England's now-disgraced University of East Anglia's Climatic Research Unit (CRU) has been a leader in climate research data. Their data, collected and analyzed by them, have been used for years to bolster IPCC efforts to press governments to cut carbon dioxide emissions. Climatologists, including CRU's disgraced former director Professor Phil Jones, have been accused of manipulating data and criminally withholding scientific information to prevent its disclosure under the Freedom of Information Act.
Professor Jones, considered to be the high priest of the manmade global warming movement, has been in the spotlight since he was forced to step down as CRU's director after the leaking of e-mails that skeptics claim show scientists were manipulating data. In a recent interview with the BBC, he admitted that he did not believe that "the debate on climate change is over" and that he didn't "believe the vast majority of climate scientists think this."

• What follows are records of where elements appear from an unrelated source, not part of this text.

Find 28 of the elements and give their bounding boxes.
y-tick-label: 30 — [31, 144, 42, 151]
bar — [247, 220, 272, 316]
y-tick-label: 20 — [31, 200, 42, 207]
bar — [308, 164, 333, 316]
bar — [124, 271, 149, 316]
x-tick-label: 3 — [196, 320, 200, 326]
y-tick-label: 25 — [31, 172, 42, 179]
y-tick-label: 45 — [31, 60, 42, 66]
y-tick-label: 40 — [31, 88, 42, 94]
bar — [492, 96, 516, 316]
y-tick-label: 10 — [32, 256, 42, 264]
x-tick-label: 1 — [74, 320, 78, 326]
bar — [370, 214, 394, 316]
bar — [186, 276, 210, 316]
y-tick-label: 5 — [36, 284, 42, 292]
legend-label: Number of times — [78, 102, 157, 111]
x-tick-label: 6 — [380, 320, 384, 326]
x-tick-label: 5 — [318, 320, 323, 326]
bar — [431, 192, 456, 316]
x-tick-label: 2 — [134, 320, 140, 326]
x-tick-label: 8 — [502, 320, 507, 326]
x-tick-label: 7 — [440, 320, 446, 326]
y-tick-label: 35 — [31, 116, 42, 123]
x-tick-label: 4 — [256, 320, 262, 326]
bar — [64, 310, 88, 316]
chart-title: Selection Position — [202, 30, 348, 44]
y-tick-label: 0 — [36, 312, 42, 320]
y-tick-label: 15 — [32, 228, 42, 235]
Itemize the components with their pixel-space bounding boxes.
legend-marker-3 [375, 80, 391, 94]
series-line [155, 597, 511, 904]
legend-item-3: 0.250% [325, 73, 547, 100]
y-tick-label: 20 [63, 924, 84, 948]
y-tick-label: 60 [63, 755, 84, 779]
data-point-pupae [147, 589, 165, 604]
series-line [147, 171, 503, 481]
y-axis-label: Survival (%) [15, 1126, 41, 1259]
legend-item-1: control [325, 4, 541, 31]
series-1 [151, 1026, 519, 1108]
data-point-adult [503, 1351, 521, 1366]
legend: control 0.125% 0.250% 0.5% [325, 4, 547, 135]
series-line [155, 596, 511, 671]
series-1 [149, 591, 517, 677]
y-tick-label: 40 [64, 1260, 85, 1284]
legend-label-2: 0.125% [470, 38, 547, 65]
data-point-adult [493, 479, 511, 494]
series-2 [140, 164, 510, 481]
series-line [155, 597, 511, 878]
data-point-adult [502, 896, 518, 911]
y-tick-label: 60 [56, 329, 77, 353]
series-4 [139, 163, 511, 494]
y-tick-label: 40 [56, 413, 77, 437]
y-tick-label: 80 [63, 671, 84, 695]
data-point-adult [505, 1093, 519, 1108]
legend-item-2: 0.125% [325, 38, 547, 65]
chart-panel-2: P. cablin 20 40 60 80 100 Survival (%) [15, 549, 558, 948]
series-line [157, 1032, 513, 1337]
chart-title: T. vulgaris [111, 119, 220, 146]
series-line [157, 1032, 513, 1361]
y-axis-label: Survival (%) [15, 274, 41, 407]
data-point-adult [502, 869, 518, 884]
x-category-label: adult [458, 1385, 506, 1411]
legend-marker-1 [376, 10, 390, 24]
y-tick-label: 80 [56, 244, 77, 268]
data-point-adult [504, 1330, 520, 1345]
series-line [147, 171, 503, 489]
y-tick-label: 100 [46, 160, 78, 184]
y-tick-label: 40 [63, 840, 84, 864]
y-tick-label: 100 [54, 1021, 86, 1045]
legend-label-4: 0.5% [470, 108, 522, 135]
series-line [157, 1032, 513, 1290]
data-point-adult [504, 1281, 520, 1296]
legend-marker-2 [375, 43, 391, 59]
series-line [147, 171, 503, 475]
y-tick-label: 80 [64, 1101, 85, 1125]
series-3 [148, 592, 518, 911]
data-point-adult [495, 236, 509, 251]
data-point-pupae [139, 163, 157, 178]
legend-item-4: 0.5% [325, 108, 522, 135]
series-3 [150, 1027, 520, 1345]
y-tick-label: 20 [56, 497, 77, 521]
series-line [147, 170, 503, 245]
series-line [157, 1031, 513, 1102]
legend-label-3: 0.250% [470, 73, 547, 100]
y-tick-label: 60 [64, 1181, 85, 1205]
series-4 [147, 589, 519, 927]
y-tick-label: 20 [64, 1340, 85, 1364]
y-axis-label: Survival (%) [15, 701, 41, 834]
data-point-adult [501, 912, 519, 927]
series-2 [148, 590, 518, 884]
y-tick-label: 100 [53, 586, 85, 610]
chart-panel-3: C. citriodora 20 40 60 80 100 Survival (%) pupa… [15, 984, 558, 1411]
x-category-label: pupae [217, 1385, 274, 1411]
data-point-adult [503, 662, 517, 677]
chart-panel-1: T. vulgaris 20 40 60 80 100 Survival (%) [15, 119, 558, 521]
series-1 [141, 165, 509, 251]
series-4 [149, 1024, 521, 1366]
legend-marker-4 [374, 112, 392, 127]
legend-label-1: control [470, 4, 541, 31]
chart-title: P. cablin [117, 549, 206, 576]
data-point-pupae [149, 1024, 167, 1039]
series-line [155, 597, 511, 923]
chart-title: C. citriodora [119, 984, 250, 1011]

Long denied by the warmers, Professor Jones admitted that the Medieval Warm Period (800 A.D. to 1300 A.D.) might well had been as warm as the Current Warm Period (1975-present), or warmer, and that if it was, "then obviously the late-20th century warmth would not be unprecedented." That suggests global warming may not be a manmade phenomenon. In any case, Professor Jones said that for the past 15 years, there has been no "statistically significant" global warming.
During the BBC interview, Professor Jones dodged several questions: why he had asked a colleague to delete e-mails relating to the IPCC's Fourth Assessment Report and ask others to do likewise; whether some of his handling of data had crossed the line of acceptable scientific practice; and what about his letter saying that he had used a "trick" to "hide the decline" in tree-ring temperature data?
Given all the false claims and evidence pointing to scientific fraud, I don't think it wise to continue spending billions of dollars and enacting economically crippling regulations in the name of fighting global warming. At the minimum, we should stop the Environmental Protection Agency from going on with their plans to regulate carbon emissions. Companies should resign from the United States Climate Action Partnership (USCAP), a lobbying group of businesses and radical environmentalists. Dr. Tom Borelli, who is director of the National Center for Public Policy Research's Free Enterprise Project, says that BP, Caterpillar, Conoco Phillips, Marsh, Inc. and Xerox had the common sense to do so already.